Opposition MP cries out as soldiers descend on his constituency ahead of elections


Chipinge East legislator Mathias Mlambo has raised alarm at possible attempts to intimidate voters by the Zanu PF-led government following what he said was the deployment of soldiers in his constituency.

Speaking in parliament this week, Mlambo said people in his constituency were now panicking over the deployment.

“We faced a challenge a few days ago when soldiers were brought to our area at Chikaide School,” he told the National Assembly on Friday.

“They left that place and went to Glass Flats; they camped behind the shops there but yesterday, people were phoning saying that has happened because the President has proclaimed the election date.

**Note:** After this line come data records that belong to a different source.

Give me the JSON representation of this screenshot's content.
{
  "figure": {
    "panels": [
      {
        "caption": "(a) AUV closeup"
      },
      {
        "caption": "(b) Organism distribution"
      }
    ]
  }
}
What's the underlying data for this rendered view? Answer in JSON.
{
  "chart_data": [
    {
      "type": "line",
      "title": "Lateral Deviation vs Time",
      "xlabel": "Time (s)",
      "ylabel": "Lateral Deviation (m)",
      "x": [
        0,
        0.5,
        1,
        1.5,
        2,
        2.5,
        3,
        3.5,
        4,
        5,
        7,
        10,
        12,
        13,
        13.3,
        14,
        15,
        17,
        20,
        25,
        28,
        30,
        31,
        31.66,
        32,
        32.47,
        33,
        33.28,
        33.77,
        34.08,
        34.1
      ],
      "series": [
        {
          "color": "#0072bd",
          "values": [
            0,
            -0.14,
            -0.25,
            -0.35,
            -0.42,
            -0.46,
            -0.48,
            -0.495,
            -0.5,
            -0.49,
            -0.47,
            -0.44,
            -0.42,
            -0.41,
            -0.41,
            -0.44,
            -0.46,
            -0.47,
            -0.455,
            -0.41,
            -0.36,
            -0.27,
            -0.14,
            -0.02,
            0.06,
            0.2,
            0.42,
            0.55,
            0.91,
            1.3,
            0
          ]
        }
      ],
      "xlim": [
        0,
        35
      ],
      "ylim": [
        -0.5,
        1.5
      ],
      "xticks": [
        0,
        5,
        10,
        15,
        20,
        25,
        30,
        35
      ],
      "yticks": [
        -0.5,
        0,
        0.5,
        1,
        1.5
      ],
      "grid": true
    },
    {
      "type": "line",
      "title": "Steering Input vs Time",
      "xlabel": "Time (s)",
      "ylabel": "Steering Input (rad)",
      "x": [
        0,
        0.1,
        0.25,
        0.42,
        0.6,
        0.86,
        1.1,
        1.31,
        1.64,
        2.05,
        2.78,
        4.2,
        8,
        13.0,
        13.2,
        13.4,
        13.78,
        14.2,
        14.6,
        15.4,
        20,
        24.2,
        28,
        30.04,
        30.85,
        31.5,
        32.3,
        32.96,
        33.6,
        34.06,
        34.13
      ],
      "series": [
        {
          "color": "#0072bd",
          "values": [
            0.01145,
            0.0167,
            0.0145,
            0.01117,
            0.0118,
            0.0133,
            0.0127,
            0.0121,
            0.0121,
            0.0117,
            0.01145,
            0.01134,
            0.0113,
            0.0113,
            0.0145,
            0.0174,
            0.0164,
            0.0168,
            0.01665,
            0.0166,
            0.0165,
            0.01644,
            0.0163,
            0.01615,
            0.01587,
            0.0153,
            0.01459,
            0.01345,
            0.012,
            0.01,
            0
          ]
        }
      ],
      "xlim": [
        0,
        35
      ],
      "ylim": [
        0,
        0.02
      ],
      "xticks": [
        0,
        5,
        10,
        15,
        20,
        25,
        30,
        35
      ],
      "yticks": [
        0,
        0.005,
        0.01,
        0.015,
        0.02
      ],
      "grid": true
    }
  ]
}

“There is training of soldiers going on targeting Chipinge East and Chipinge South. This is what is happening. We want to know whether soldiers have been deployed already.”

Responding to the opposition lawmaker, deputy speaker Tsitsi Gezi played down the issue saying the soldiers could just be going about the normal duties.

“They are just doing their duties, I thought you were complaining that they are beating people,” she said.

The involvement of the military in the country’s political processes always brings chills among locals who still have fresh memories of how the country’s territorial defenders have turned on citizens and brought some of the most indelible memories of atrocities in post-independent Zimbabwe.

Soldiers, according to Zanu PF opponents, have been used by government to intimidate, kill and maim people suspected of being opposition followers.

In 2008, soldiers were deployed in rural Mashonaland provinces ahead of the presidential run-off election in that year, to cause atrocities among people who were suspected to have voted then opposition leader Morgan Tsvangirai, who edged then President Robert Mugabe in an inconclusive first round of the poll.

In July 2017, Mugabe would turn around and tick off the same military for putting a spirited attempt to promote then vice president Emmerson Mnangagwa’s succession ambitions.

“The military has no right you know, to be interfering with the political processes,” Mugabe said at a Zanu PF Women’s League meeting.

Mugabe would in November of the same year be overthrown by the military to install Mnangagwa in his job.